22.214.171.124. Microsatellite analyses
Microsatellites are regions containing tandem repeats of 1-six-nucleotide repeats that are widespread in eukaryotic genomes including that of the SHB (please refer to Evans et al., 2013 for details). For example a CA12 microsatellite has 12 adjoining ‘CA’ nucleotides in the middle of non-repetitive DNA. These regions are inherently unstable, adding and clipping repeat units during cell replication and recombination. As a result, individuals often differ from each other in their genotypes at these loci, and they offer a powerful tool for describing populations and gene flow. Several microsatellite loci have been described for the SHB (Evans et al., 2008) and these loci have proven useful in mapping the movement of SHB in the Americas (Lounsberry et al., 2010). Below is a protocol for genotyping using dinucleotide (CA) microsatellites.
- Prepare 5 μl reaction mixes for each sample and
- 1 Unit Taq DNA polymerase with appropriate 1X buffer (Invitrogen),
- 1 mM dNTP mix,
- 2 mM added MgCl2,
- 0.2 μM of each forward and reverse primer,
- 0.08 μM of the Forward primer end-labelled on the 5’ end with FAM or HEX fluorophores (ordered from Invitrogen, or another supplier).
- Carry out the polymerase chain reaction (PCR) with a cycling program of
- 96°C for 2 min., then
- 3 cycles of 96°C for 30 sec.,
- 60°C for 30 sec. (-1° C/Cycle),
- 65°C for 1 min.,
- followed by 35 cycles of
- 96°C for 30 sec.,
- 56°C for 30 sec.,
- 65°C for 1 min, and
- a final extension at 65°C for 2 min.
- Add 1 μl each PCR product (diluted 1:20) to 10 μl Formamide containing 1X LIZ size standard (Applied Biosystems, ABI).

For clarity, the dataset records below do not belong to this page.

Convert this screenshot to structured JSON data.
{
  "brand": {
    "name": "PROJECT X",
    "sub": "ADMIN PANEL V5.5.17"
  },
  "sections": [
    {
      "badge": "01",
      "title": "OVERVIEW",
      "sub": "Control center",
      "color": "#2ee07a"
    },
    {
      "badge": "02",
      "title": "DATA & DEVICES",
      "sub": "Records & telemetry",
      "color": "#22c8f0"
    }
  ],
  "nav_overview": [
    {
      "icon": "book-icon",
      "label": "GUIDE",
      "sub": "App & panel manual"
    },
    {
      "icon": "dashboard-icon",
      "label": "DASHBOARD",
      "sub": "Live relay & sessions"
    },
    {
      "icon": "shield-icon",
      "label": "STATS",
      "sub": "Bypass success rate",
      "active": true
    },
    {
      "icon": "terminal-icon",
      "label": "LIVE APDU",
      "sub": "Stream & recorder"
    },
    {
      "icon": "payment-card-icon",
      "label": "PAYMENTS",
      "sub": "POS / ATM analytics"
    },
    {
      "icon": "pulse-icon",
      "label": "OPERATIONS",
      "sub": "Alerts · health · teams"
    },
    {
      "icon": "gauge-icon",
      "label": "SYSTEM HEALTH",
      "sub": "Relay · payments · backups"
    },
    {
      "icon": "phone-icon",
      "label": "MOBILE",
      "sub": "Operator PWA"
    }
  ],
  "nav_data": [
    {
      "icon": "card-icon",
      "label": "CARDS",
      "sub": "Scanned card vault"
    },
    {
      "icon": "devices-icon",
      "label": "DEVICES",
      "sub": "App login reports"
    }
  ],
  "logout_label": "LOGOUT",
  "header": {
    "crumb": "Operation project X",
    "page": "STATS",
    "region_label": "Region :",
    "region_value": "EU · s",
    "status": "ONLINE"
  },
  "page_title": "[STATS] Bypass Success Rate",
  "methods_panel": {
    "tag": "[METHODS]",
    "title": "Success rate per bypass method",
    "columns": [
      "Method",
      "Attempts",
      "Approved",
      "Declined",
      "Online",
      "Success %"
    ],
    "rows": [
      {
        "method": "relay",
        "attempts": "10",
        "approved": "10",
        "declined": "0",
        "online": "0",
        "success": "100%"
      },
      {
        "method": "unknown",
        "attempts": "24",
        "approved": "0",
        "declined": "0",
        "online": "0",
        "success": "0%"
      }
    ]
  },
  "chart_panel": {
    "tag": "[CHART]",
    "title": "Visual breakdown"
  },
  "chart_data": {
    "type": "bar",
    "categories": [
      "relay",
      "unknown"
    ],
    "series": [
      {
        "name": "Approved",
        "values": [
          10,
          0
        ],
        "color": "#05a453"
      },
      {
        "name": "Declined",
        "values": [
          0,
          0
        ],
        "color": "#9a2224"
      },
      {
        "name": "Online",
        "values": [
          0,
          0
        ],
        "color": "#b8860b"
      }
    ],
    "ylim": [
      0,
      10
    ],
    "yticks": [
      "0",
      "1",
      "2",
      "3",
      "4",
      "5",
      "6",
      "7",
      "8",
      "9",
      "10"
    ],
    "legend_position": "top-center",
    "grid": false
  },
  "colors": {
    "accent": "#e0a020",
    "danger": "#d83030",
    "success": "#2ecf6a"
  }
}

- Determine labelled product size via one capillary gel run using an ABI 3730 DNA machine and GeneMapper software (e.g. version 3.7, ABI)
- Carry out population-genetic analyses with the programs GenAlex (Peakall and Smouse, 2006), STRUCTURE (Falush et al., 2007) or other software programs designed to assess multi-allelic data, see section 3.3.2. on DNA microsatellites of the BEEBOOK paper on methods for characterising subspecies and ecotypes of Apis mellifera (Meixner et al., 2013).